The term geocache comes from the word cache—a hiding place for a group of things—and geo, which means earth. A person hides an object in an accessible area—woods, parking lots, parks, tourist areas and buildings.

The object’s coordinates are marked on a geocaching app.

When you open your map you see all the geocaches people have hidden. Simply select one and follow the map to find the object.

“It’s almost like a scavenger hunt,” says Jeremy Marshall, director of Ontario County Veterans Services Agency, who enjoys geocaching with his wife, Emily, confidential secretary to the director of Ontario County Human Resources, and their two children Kaytlin, 14, and Chase, 11.

Geocache items can be as small as an old film canister or as large as an ammo box. They can be hidden in obvious places or tucked into well-camouflaged nooks and crannies. All items share one commonality: They hold a piece of paper where you mark your name and date indicating that you found the geocache. Then you return it for the next person.

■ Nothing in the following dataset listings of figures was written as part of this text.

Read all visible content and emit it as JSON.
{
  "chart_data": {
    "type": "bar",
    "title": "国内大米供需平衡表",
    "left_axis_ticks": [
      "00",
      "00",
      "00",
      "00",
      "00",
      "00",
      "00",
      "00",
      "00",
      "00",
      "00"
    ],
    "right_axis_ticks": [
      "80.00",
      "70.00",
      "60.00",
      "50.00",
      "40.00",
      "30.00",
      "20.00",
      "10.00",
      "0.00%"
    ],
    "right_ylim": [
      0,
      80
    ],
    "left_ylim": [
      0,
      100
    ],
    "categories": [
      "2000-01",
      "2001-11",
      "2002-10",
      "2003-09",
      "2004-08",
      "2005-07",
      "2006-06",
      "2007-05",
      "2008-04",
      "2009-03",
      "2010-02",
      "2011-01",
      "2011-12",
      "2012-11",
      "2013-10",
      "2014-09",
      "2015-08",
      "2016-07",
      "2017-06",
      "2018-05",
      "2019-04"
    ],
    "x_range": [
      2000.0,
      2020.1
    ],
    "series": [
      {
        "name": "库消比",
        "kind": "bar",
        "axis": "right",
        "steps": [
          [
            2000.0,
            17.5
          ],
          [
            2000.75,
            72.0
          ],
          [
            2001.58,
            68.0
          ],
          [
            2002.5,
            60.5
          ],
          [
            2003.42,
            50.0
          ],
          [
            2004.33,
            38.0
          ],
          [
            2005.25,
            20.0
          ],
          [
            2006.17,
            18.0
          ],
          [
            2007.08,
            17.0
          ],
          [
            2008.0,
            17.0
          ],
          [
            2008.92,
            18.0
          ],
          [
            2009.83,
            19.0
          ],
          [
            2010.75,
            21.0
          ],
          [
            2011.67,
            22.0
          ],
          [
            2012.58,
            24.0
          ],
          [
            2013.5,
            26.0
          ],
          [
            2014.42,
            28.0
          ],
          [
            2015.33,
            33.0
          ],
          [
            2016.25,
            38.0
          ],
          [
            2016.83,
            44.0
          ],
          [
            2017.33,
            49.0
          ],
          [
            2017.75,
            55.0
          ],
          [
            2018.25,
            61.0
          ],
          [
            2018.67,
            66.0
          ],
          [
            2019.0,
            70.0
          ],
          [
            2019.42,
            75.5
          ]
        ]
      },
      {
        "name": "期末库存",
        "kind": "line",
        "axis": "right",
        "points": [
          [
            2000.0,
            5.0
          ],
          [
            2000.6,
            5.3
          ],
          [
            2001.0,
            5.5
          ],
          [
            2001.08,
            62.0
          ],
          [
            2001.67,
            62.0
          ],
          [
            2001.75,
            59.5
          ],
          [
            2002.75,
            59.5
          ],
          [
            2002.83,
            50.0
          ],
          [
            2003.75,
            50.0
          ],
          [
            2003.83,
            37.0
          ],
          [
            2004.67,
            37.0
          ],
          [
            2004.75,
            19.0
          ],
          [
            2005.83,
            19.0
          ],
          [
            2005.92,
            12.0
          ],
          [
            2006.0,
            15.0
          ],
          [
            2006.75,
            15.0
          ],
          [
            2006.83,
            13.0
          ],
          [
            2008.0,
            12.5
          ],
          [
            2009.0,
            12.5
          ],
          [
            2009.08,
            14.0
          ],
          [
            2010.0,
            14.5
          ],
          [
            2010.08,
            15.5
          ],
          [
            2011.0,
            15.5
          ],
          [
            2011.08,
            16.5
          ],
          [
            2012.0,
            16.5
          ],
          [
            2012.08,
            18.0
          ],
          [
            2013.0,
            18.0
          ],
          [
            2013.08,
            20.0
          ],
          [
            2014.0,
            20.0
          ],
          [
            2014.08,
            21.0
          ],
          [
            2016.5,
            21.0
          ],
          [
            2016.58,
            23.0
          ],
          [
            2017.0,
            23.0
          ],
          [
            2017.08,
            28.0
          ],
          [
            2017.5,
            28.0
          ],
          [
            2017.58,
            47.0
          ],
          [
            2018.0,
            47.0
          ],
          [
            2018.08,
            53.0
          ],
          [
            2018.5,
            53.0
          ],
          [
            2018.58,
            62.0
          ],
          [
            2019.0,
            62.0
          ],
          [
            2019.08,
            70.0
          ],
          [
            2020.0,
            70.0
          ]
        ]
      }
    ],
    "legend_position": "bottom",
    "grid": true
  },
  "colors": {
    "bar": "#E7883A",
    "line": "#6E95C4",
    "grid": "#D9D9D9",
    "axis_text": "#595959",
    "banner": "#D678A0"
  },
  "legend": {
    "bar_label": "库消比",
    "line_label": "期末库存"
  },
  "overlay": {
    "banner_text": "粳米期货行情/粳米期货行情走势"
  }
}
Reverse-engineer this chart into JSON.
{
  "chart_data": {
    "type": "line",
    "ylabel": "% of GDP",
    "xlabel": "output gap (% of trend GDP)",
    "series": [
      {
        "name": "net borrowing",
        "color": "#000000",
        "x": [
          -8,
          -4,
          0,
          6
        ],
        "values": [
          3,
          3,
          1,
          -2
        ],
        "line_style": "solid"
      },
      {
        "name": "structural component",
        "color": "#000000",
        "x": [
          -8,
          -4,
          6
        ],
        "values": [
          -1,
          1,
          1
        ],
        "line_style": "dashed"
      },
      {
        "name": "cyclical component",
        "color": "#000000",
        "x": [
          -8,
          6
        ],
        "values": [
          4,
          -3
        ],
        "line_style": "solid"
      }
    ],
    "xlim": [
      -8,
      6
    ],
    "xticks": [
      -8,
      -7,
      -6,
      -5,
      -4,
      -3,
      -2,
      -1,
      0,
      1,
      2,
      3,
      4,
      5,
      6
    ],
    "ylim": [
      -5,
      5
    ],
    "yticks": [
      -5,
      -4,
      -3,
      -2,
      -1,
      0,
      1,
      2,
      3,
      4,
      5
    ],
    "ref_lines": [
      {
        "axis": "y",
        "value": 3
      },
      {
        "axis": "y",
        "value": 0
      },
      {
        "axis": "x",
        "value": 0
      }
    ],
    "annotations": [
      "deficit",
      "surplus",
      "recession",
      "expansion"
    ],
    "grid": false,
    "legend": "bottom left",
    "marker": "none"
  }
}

Sometimes a geocache holds a prize. Money might be in a brand new geocache while others provide a trinket exchange. Sometimes a geocache will contain a “travel bug,” a dog tag marked with a serial number allowing people to track its progress online.

Always an Adventure

Marshall admits that when he first heard of geocaching he was not impressed. Four years ago, Chase went geocaching on a camping trip with some friends. He returned and begged his dad to go.

“Honestly, it sounded kind of dumb,” Marshall says. “But we downloaded the app and ended up having a lot of fun.”

These days, whenever Marshall’s family has some spare time or wants to do something together, they go geocaching. His teenage daughter loves to go, making it a great way for Marshall to spend time with her.

The family moved from Watertown to Farmington three years ago. And geocaching has helped them get outside and learn about the area.

“One geocache led us to a neat hiking trail. Another one took us to a waterfall,” Marshall says. “There are some in Grimes Glen that will really make you get some exercise.”